Published: Wednesday, October 3, 2012
Updated: Wednesday, October 3, 2012 02:10
As the season changes and Fall sets in, Forsyth Center Galleries trades former, vibrant mixed media art and abstract sculptures for soft, Impressionistic paintings and smooth Cameo glass works.
The exhibit, “Highlights from the Runyon Collection” at the Forsyth Center Galleries in the MSC includes a wide array of work. From cameo glass to impressionist paintings, the variety of pieces reflects the values and characteristics of the time in which they were created.
English cameo glass pieces, in addition to American Impressionist and Western paintings, are included in the exhibit. These pieces come mainly from the late 19th and early 20th centuries and showcase different perspectives of the era.
Amanda Dyer, the assistant director at the University Art Galleries Department, said the gallery is eager to become reacquainted with the University through the new exhibit.
“In this highlight collection, we wanted to showcase the entire collection for the students and the rest of the University and community who really haven’t been able to see that much in the last few years,” Dyer said.

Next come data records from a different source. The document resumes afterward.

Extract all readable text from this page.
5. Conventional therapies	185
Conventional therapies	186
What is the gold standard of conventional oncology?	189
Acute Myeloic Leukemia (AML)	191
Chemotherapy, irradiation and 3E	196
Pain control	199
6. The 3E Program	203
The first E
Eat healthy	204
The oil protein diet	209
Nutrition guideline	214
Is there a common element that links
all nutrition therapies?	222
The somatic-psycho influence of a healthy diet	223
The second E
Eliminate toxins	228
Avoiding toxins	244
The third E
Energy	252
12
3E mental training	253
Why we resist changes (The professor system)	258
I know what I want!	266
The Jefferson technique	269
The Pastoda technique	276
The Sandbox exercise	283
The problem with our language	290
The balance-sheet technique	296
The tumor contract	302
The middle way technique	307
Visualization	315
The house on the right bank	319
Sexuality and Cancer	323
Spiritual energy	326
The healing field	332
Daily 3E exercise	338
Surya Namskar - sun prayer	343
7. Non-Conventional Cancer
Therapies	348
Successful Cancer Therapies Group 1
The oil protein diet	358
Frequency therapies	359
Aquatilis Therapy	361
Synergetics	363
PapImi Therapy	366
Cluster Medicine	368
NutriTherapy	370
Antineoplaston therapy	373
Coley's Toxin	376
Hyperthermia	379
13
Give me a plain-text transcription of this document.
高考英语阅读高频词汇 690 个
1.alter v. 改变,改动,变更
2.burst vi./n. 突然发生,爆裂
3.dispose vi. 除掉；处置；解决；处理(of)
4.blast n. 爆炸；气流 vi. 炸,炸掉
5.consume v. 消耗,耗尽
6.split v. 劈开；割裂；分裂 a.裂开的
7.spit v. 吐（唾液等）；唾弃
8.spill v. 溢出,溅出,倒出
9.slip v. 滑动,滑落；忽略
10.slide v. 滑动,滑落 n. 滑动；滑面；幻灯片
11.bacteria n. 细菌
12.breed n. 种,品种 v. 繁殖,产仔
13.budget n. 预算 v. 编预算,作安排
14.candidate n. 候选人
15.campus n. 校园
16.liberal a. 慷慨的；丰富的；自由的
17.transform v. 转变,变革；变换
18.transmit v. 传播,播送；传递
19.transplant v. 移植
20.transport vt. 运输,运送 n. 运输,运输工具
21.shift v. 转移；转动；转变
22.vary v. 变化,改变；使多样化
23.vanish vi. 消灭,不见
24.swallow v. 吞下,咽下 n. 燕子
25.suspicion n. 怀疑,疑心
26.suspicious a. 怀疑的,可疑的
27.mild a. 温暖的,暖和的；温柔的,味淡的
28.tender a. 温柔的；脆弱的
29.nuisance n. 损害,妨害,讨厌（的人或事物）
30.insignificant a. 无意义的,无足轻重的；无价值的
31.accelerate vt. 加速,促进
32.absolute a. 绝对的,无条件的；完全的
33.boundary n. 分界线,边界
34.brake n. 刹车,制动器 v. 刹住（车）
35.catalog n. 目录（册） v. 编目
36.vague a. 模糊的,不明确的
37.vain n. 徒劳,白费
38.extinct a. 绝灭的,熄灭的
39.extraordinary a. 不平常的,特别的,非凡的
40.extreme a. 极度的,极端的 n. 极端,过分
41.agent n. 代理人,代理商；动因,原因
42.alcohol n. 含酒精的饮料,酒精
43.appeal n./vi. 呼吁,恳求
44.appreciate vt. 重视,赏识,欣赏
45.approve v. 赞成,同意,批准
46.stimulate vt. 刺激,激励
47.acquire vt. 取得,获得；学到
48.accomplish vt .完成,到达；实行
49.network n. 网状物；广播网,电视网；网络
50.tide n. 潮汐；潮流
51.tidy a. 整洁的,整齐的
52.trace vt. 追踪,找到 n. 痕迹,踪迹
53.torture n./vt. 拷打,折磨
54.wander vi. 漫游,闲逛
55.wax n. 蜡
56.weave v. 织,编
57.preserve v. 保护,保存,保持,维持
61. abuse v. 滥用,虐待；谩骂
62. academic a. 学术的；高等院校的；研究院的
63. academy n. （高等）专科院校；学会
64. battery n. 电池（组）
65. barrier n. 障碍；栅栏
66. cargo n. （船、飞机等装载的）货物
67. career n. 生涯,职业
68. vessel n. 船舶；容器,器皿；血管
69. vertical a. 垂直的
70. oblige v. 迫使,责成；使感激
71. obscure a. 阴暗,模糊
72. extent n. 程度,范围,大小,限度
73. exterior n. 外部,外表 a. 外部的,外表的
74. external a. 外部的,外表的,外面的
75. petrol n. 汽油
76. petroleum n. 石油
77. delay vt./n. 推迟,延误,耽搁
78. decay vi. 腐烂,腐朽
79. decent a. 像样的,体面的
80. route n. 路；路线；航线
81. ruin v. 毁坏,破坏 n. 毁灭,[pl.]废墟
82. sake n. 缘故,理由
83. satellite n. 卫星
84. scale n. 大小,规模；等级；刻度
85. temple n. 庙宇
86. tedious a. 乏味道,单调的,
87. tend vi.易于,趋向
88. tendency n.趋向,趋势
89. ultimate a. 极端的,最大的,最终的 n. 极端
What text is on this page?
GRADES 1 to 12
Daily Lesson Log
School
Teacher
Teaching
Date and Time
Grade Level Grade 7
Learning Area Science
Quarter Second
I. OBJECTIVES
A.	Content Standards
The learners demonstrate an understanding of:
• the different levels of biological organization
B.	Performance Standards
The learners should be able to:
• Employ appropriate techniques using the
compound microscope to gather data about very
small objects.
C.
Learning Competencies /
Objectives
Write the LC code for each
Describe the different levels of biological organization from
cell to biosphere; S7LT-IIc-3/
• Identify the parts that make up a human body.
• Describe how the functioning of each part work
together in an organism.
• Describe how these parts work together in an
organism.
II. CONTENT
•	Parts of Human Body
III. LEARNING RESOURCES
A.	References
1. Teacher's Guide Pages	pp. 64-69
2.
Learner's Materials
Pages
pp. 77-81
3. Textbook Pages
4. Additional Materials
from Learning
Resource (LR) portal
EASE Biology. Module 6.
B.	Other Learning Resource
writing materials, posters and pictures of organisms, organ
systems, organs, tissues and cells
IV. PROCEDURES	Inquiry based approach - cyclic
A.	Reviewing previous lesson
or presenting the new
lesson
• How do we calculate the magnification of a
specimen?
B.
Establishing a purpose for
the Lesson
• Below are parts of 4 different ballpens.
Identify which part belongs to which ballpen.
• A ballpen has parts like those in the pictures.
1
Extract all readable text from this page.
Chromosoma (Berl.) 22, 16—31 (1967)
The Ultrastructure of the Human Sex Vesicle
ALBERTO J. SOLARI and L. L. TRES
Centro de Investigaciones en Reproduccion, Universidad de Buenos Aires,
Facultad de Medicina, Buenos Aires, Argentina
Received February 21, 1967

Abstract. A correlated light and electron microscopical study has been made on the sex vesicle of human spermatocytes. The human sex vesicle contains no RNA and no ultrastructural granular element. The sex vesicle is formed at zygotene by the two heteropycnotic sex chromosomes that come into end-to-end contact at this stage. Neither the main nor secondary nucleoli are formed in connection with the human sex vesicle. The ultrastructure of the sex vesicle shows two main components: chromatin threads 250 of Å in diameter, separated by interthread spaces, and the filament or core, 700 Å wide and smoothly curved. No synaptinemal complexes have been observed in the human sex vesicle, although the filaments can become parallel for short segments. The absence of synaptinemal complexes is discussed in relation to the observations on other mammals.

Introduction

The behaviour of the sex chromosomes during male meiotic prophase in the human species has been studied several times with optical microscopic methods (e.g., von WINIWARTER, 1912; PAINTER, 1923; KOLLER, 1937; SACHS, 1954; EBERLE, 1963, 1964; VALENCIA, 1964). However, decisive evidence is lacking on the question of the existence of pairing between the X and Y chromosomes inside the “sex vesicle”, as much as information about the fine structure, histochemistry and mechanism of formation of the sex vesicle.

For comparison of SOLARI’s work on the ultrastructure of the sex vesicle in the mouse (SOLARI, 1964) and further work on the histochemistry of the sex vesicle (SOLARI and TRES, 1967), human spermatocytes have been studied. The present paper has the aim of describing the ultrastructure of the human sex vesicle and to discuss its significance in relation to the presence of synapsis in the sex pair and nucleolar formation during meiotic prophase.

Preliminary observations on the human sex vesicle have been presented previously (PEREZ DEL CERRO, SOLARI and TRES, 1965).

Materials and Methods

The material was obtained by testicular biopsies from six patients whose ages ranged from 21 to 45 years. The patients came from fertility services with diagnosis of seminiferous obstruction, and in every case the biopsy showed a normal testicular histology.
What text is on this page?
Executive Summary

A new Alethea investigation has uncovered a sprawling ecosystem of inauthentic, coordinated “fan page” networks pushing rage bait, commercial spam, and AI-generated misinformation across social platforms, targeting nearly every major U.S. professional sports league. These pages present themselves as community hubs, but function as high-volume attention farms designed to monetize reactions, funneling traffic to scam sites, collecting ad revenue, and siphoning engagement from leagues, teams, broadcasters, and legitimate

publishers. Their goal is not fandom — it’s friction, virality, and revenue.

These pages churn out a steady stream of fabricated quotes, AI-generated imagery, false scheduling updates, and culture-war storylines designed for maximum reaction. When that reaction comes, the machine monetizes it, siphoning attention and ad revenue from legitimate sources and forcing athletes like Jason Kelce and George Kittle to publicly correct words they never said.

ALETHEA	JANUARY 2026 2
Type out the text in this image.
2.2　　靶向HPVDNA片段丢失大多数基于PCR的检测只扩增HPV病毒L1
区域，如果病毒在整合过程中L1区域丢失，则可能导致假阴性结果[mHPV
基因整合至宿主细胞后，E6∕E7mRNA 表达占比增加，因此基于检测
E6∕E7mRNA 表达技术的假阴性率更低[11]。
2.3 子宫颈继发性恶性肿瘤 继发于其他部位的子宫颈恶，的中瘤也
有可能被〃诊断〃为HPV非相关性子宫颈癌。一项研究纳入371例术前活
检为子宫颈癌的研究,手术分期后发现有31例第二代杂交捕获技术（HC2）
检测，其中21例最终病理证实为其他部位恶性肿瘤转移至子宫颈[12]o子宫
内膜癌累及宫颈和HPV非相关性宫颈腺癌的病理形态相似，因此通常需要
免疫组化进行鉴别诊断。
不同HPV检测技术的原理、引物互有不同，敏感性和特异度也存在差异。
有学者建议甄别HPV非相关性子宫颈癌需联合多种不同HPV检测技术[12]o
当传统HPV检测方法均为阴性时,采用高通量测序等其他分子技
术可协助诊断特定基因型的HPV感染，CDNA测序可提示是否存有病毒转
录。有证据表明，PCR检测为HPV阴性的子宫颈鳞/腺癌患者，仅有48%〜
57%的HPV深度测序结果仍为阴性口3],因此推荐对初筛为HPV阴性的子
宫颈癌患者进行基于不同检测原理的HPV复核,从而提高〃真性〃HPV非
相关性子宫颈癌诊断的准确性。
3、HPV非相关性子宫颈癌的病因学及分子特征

Dyer said this highlight collection contains a little bit of everything. Paintings characterized by American Impressionism make up a handful of the current gallery’s exhibit. Pieces by artists such as Mary Cassatt, Winslow Homer, Childe Hassam, Thomas Hart Benton and Guy Carlton Wiggins decorate the Forsyth Center Galleries’ walls. They are meant to exemplify the loose brush strokes and distinct colorings associated with Impressionism.
Dyer said interesting history and information surrounds each piece in this collection. “Winding the Clock” by American impressionist Winslow Homer is one such example.
“Our piece by Homer is called ‘Winding the Clock’ and is one of the few watercolors that he did,” Dyer said. “He really worked in oils mostly and so the fact that we have a watercolor of his is pretty significant.”
The gallery’s exhibit is also compromised of a number of Western paintings, showing society’s fascination with the old west at the time.
“It was a really well-received form of art,” Dyer said. “That’s when the American west and cowboys and things like that were really romanticized.”
Dyer said that with the decline of the frontier at the time, paintings by artists such as Oscar Edmund Berninghaus and Frederic Remington conveyed information much valued and sought after by the people living in the East.
The glasswork, particularly the English Cameo glass, seems to be a very popular part of the exhibit too. Dyer said these pieces reflect both the ancient and more modern in their composures, having been produced in the Greek Revival Period. The intricate patterns and beauty of the glass makes this part of the exhibit a favorite of many students.
“I really like the glass pieces. The different forms are fascinating,” said senior computer engineering major Kunal Chhajer.
The collection the Forsyth Center Galleries has on display is certainly impressive and showcases various parts of history. Anthropology graduate student Laura Short said students are lucky to have access to such a collection.
“It’s the opportunity to see art that most students wouldn’t get to see without the art museum,” she said. “It’s stuff that’s in the A&M collection, so that’s pretty cool too.”
“Highlights from the Runyon Collection” exhibits only a segment of the actual art collection allocated to Forsyth Center Galleries. Though only a sample, the pieces in the display show a rich variety of history in themselves, and the indelible beauty that makes them art.
“Highlights from the Runyon Collection” will be available for viewing in the Forsyth Center Galleries until Dec. 7.